We measure indicators of changes in attitudes and behavior, but we also see the impact for ourselves, and it is evident in these testimonials from activities with Syrian refugees and Jordanian host community youth:
“Before the program I did not fully accept the Syrian people; if I saw someone I would say hello or bye but not more than this! But when I integrated with them in the program and through the activities – standing beside the Syrian participants during the activities – I noticed that there is no difference between us. Now, I am a friend to all of them” (Jordanian male youth participant).
“The [Syrian and Jordanian] girls were surprised because they had been in the same class in school, in the same school, but they had never spoken together.

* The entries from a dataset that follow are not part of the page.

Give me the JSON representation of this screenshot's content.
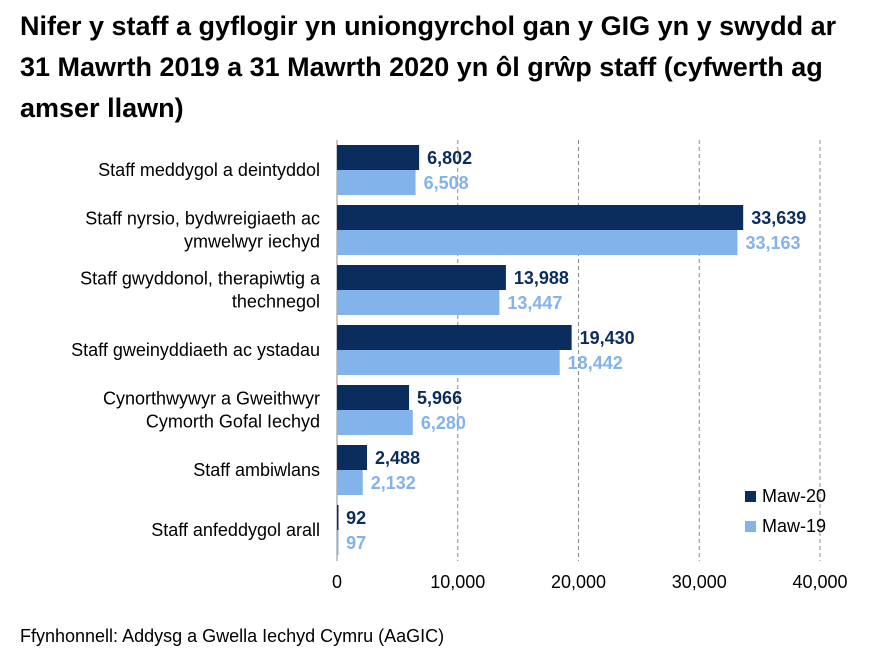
{
  "title": "Nifer y staff a gyflogir yn uniongyrchol gan y GIG yn y swydd ar 31 Mawrth 2019 a 31 Mawrth 2020 yn ôl grŵp staff (cyfwerth ag amser llawn)",
  "source": "Ffynhonnell: Addysg a Gwella Iechyd Cymru (AaGIC)",
  "colors": {
    "series1": "#0b2d5e",
    "series2": "#82b3eb",
    "grid": "#8c8c8c",
    "axis": "#8c8c8c"
  },
  "chart_data": {
    "type": "bar",
    "orientation": "horizontal",
    "categories": [
      [
        "Staff meddygol a deintyddol"
      ],
      [
        "Staff nyrsio, bydwreigiaeth ac",
        "ymwelwyr iechyd"
      ],
      [
        "Staff gwyddonol, therapiwtig a",
        "thechnegol"
      ],
      [
        "Staff gweinyddiaeth ac ystadau"
      ],
      [
        "Cynorthwywyr a Gweithwyr",
        "Cymorth Gofal Iechyd"
      ],
      [
        "Staff ambiwlans"
      ],
      [
        "Staff anfeddygol arall"
      ]
    ],
    "series": [
      {
        "name": "Maw-20",
        "values": [
          6802,
          33639,
          13988,
          19430,
          5966,
          2488,
          92
        ],
        "labels": [
          "6,802",
          "33,639",
          "13,988",
          "19,430",
          "5,966",
          "2,488",
          "92"
        ]
      },
      {
        "name": "Maw-19",
        "values": [
          6508,
          33163,
          13447,
          18442,
          6280,
          2132,
          97
        ],
        "labels": [
          "6,508",
          "33,163",
          "13,447",
          "18,442",
          "6,280",
          "2,132",
          "97"
        ]
      }
    ],
    "xlim": [
      0,
      40000
    ],
    "xticks": [
      0,
      10000,
      20000,
      30000,
      40000
    ],
    "xtick_labels": [
      "0",
      "10,000",
      "20,000",
      "30,000",
      "40,000"
    ],
    "grid": "vertical dashed",
    "legend_position": "bottom-right"
  }
}
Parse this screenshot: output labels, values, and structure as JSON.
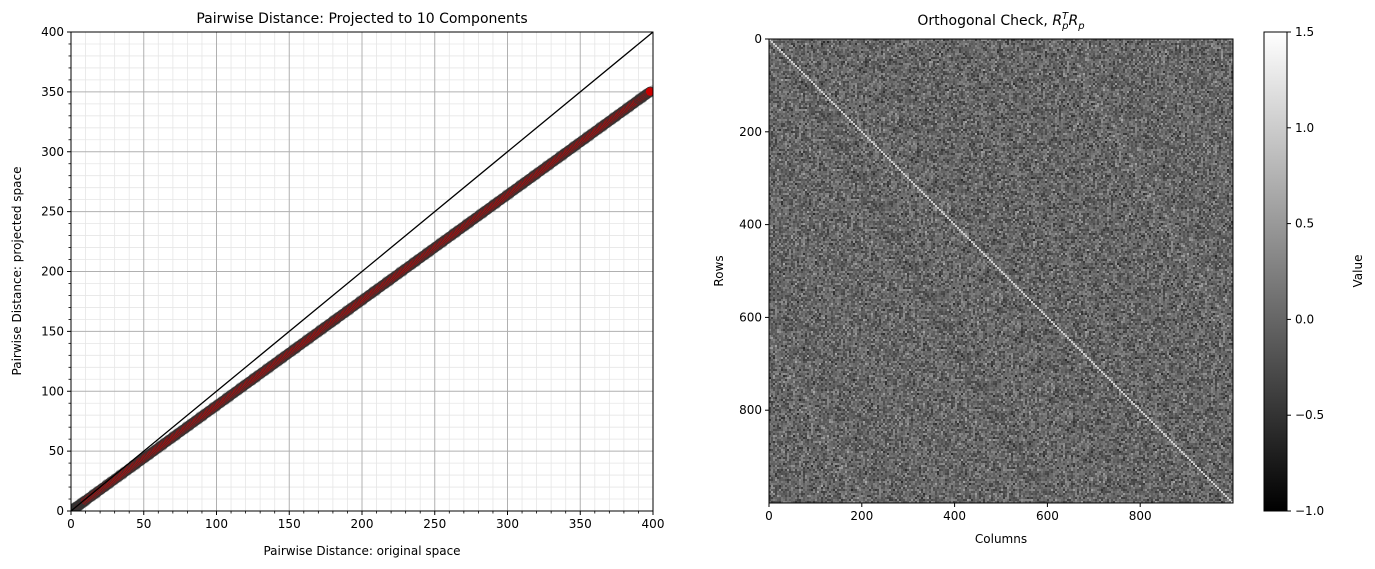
{
  "chart_data": [
    {
      "type": "scatter",
      "title": "Pairwise Distance: Projected to 10 Components",
      "xlabel": "Pairwise Distance: original space",
      "ylabel": "Pairwise Distance: projected space",
      "xlim": [
        0,
        400
      ],
      "ylim": [
        0,
        400
      ],
      "xticks": [
        "0",
        "50",
        "100",
        "150",
        "200",
        "250",
        "300",
        "350",
        "400"
      ],
      "yticks": [
        "0",
        "50",
        "100",
        "150",
        "200",
        "250",
        "300",
        "350",
        "400"
      ],
      "grid": true,
      "minor_grid": true,
      "reference_line": {
        "x": [
          0,
          400
        ],
        "y": [
          0,
          400
        ],
        "color": "#000000"
      },
      "series": [
        {
          "marker_color": "#cc0000",
          "edge_color": "#333333",
          "x": [
            2,
            5,
            10,
            20,
            30,
            40,
            50,
            60,
            70,
            80,
            90,
            100,
            110,
            120,
            130,
            140,
            150,
            160,
            170,
            180,
            190,
            200,
            210,
            220,
            230,
            240,
            250,
            260,
            270,
            280,
            290,
            300,
            310,
            320,
            330,
            340,
            350,
            360,
            370,
            380,
            390,
            398
          ],
          "y": [
            1.8,
            4.4,
            8.8,
            17.6,
            26.4,
            35.2,
            44,
            52.8,
            61.6,
            70.4,
            79.2,
            88,
            96.8,
            105.6,
            114.4,
            123.2,
            132,
            140.8,
            149.6,
            158.4,
            167.2,
            176,
            184.8,
            193.6,
            202.4,
            211.2,
            220,
            228.8,
            237.6,
            246.4,
            255.2,
            264,
            272.8,
            281.6,
            290.4,
            299.2,
            308,
            316.8,
            325.6,
            334.4,
            343.2,
            350.2
          ]
        }
      ]
    },
    {
      "type": "heatmap",
      "title_main": "Orthogonal Check, ",
      "title_math": "R",
      "title_sup": "T",
      "title_sub": "p",
      "title_math2": "R",
      "title_sub2": "p",
      "xlabel": "Columns",
      "ylabel": "Rows",
      "shape": [
        1000,
        1000
      ],
      "xticks": [
        "0",
        "200",
        "400",
        "600",
        "800"
      ],
      "xtick_values": [
        0,
        200,
        400,
        600,
        800
      ],
      "yticks": [
        "0",
        "200",
        "400",
        "600",
        "800"
      ],
      "ytick_values": [
        0,
        200,
        400,
        600,
        800
      ],
      "colormap": "gray",
      "diagonal_value": 1.0,
      "colorbar": {
        "label": "Value",
        "range": [
          -1.0,
          1.5
        ],
        "ticks": [
          "−1.0",
          "−0.5",
          "0.0",
          "0.5",
          "1.0",
          "1.5"
        ],
        "tick_values": [
          -1.0,
          -0.5,
          0.0,
          0.5,
          1.0,
          1.5
        ]
      }
    }
  ]
}
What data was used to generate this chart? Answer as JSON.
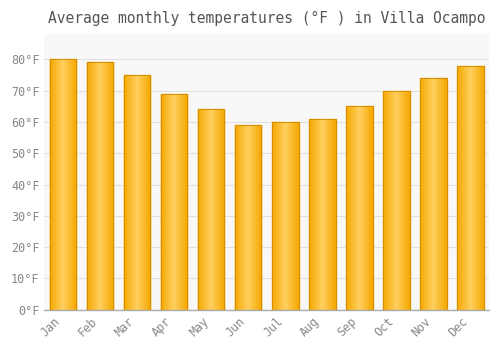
{
  "title": "Average monthly temperatures (°F ) in Villa Ocampo",
  "months": [
    "Jan",
    "Feb",
    "Mar",
    "Apr",
    "May",
    "Jun",
    "Jul",
    "Aug",
    "Sep",
    "Oct",
    "Nov",
    "Dec"
  ],
  "values": [
    80,
    79,
    75,
    69,
    64,
    59,
    60,
    61,
    65,
    70,
    74,
    78
  ],
  "bar_color_left": "#F5A800",
  "bar_color_center": "#FFD060",
  "bar_color_right": "#F5A800",
  "bar_edge_color": "#CC8800",
  "background_color": "#FFFFFF",
  "plot_bg_color": "#F8F8F8",
  "grid_color": "#E0E0E0",
  "text_color": "#888888",
  "title_color": "#555555",
  "ylim": [
    0,
    88
  ],
  "yticks": [
    0,
    10,
    20,
    30,
    40,
    50,
    60,
    70,
    80
  ],
  "title_fontsize": 10.5,
  "tick_fontsize": 8.5,
  "font_family": "monospace"
}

They had never talked, even in the same neighborhood. Now we are still seeing them speaking together, walking together, the 16- and 17- year old ones. Doesn’t matter what nationality they are” (Jordanian female volunteer).
“The cooperation between the Syrians and the Jordanians, and the acceptance that happened between each other, especially in the sport activities – the speaking and conversation that happened among this group was great, they started to speak with other classmates, breaking the barriers of fear” (Jordanian school teacher).

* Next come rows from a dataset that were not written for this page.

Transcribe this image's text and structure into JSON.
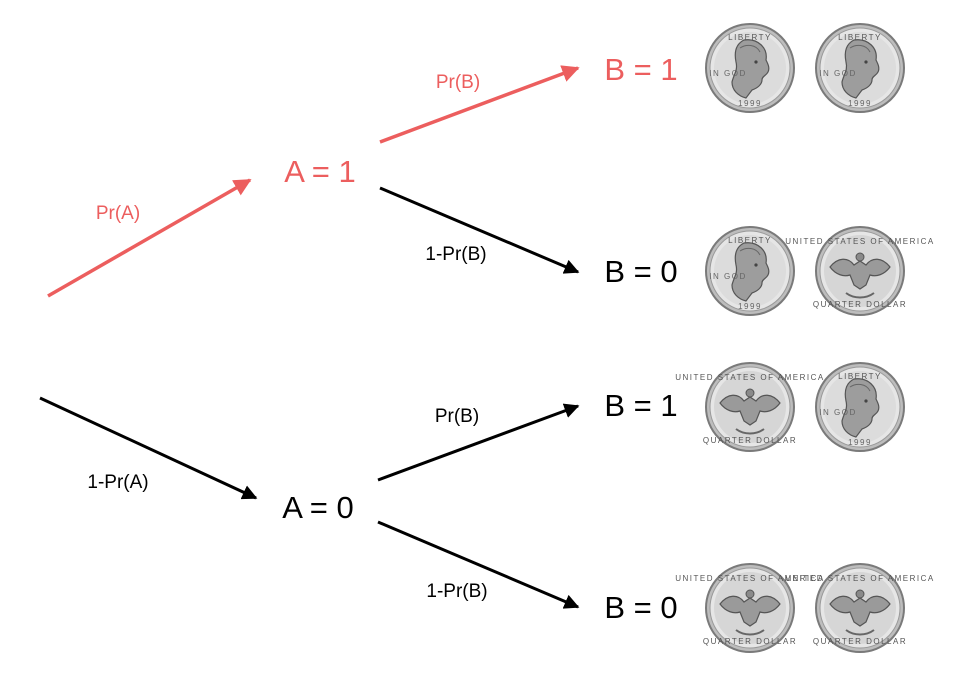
{
  "colors": {
    "highlight": "#ec5e5e",
    "default": "#000000",
    "coin_face": "#dcdcdc",
    "coin_rim": "#8a8a8a"
  },
  "nodes": {
    "a1": "A = 1",
    "a0": "A = 0",
    "a1_b1": "B = 1",
    "a1_b0": "B = 0",
    "a0_b1": "B = 1",
    "a0_b0": "B = 0"
  },
  "edges": {
    "root_a1": "Pr(A)",
    "root_a0": "1-Pr(A)",
    "a1_b1": "Pr(B)",
    "a1_b0": "1-Pr(B)",
    "a0_b1": "Pr(B)",
    "a0_b0": "1-Pr(B)"
  },
  "outcomes": [
    {
      "coin1": "heads",
      "coin2": "heads"
    },
    {
      "coin1": "heads",
      "coin2": "tails"
    },
    {
      "coin1": "tails",
      "coin2": "heads"
    },
    {
      "coin1": "tails",
      "coin2": "tails"
    }
  ],
  "coin_text": {
    "heads_top": "LIBERTY",
    "tails_top": "UNITED STATES OF AMERICA",
    "tails_bottom": "QUARTER DOLLAR"
  }
}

Today, on the International Day of Sport for Development and Peace, we recognize the unique role sport can play in strengthening resilience and social cohesion in the world’s most fragile communities. As Jacques Rogge, the United Nation Secretary General’s Special Envoy for Youth Refugees and Sport, and former President of the International Olympic Committee, said on his visit to Generations For Peace in Jordan: “Sport has the power to reach many people across the globe, and in essence, is a language understood by everyone. Sport can inspire peace and foster understanding and dialogue. Sport is a magnet for young people that can instill hope and be used to teach positive values and valuable life lessons.”

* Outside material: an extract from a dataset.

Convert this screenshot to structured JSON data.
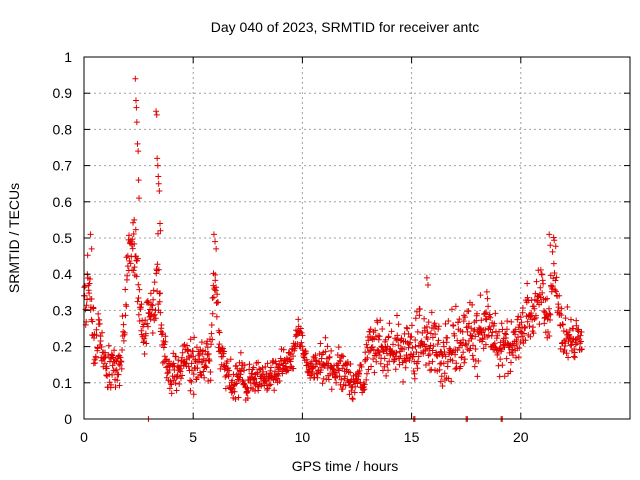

The work of Generations For Peace extends far beyond the Syrian Refugee Crisis, to many other communities around the world experiencing violent conflict and desperate displacement. Our volunteers are using Sport For Peace approaches, carefully adapted to local contexts and cultures, to support refugees, displaced people and host communities in northwest Pakistan, South Sudan and Yemen, and to promote deeper understanding and positive engagement between fragmented communities in northern Nigeria, Rwanda and post-conflict Sri Lanka. Through these programs we have seen the transformative power of sport as an innovative tool to engage meaningful youth participation in building peace.